Increasing owner hesitation to list and sell their home will continue. Today’s higher interest rates mean homeowners who purchased or refinanced anytime in the past decade are eager to avoid paying more interest. Without sufficient replenishment of inventory, homebuyers set on buying today will need to overpay even as prices are on their way down.

However, some relief is on the 2024-2025 horizon for homebuyers: with any housing market recession comes a rise in foreclosure activity. The reasons are straightforward, absent pandemic-induced distortions.

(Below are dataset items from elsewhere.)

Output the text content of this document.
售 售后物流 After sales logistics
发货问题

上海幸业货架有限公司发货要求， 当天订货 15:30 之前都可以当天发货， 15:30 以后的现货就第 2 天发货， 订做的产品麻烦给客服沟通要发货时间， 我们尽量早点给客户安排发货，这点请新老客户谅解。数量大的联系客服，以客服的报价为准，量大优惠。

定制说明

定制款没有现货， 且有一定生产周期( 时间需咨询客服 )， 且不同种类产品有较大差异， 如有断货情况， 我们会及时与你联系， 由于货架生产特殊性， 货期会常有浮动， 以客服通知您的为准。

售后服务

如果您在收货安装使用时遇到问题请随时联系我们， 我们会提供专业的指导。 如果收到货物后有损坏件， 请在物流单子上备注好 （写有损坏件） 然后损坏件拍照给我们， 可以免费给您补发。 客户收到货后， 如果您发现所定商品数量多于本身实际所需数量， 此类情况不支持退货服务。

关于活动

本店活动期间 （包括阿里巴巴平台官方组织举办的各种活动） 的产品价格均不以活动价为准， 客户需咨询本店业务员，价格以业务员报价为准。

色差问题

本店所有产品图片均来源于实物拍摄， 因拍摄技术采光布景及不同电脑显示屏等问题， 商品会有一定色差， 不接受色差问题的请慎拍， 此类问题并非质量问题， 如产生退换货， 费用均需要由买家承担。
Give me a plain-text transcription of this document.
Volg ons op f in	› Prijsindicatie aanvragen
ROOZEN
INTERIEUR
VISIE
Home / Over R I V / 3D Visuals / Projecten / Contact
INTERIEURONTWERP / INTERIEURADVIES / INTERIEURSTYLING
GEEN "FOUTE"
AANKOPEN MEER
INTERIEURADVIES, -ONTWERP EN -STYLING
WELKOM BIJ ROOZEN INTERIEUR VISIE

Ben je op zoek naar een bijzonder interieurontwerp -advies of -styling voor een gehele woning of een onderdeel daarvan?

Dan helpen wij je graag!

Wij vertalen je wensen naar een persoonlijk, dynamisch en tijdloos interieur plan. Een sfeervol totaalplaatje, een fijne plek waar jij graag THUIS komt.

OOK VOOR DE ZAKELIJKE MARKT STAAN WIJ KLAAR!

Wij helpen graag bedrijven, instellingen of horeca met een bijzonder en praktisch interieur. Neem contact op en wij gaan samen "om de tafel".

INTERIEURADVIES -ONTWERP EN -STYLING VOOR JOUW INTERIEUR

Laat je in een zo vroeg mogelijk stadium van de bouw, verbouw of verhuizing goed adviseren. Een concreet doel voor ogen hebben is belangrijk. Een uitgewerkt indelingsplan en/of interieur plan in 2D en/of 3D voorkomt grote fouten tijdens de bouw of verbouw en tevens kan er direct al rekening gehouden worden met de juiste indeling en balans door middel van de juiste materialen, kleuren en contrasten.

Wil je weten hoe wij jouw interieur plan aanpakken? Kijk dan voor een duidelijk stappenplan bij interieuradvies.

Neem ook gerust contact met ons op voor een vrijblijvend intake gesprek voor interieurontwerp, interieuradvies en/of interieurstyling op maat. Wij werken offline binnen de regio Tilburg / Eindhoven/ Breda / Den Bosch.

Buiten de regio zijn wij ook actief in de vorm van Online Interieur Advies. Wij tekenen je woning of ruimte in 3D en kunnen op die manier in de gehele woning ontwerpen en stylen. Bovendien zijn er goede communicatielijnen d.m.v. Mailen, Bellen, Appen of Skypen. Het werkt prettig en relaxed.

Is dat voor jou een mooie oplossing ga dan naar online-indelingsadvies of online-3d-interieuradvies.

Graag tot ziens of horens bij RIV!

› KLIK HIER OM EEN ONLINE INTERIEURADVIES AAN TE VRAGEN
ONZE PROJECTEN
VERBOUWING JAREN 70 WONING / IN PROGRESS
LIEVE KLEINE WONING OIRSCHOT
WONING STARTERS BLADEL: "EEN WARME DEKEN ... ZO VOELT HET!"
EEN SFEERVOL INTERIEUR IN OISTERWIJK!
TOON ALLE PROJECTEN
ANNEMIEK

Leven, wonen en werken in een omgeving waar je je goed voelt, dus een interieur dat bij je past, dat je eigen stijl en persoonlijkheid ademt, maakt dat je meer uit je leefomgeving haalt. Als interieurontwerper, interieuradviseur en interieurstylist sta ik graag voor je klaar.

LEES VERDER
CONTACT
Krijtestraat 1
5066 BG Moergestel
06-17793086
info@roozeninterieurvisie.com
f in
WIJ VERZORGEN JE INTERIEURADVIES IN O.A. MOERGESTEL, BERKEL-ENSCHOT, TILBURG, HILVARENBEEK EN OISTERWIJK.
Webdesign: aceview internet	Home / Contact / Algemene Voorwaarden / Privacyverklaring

As routine mathematical reality, declining home prices plunge recent mortgage-funded homeowners underwater. They are under-capitalized and, on their financial balance sheet, insolvent; saddled with more debt than the value of their assets. Without equity sufficient to close a traditional home sale and pay off the mortgage, homeowners who are forced to sell due to a job loss or relocation will take the only route left to them: a distressed sale to get rid of the property.

These non-conventional sales initially take the form of a a foreclosure sale. Here, the lender acquires and resells the property as real estate owned (REO) inventory, continuing their custom during a marketplace of rising prices for managing homeowner defaults. Eventually, foreclosing lenders discover they can cut their losses by participating in a short sale where the homeowner finds a buyer, not the lender. Here, the lender agrees to discount the payoff of the mortgage balance as full satisfaction of the mortgage since they cannot collect their losses from the borrower.

When distressed sales rise, prices will drop further as part of a vicious cycle event in a typical garden-variety recession. Only in this cycle does a true buyer’s market take hold.

Watch for a return of real estate speculators and long-term buy-to-let investors around 2026 to help jumpstart the housing market. Once property prices bottom and do not drop lower for some 12 months, buyer-occupants will then feel confident enough to return in meaningful numbers.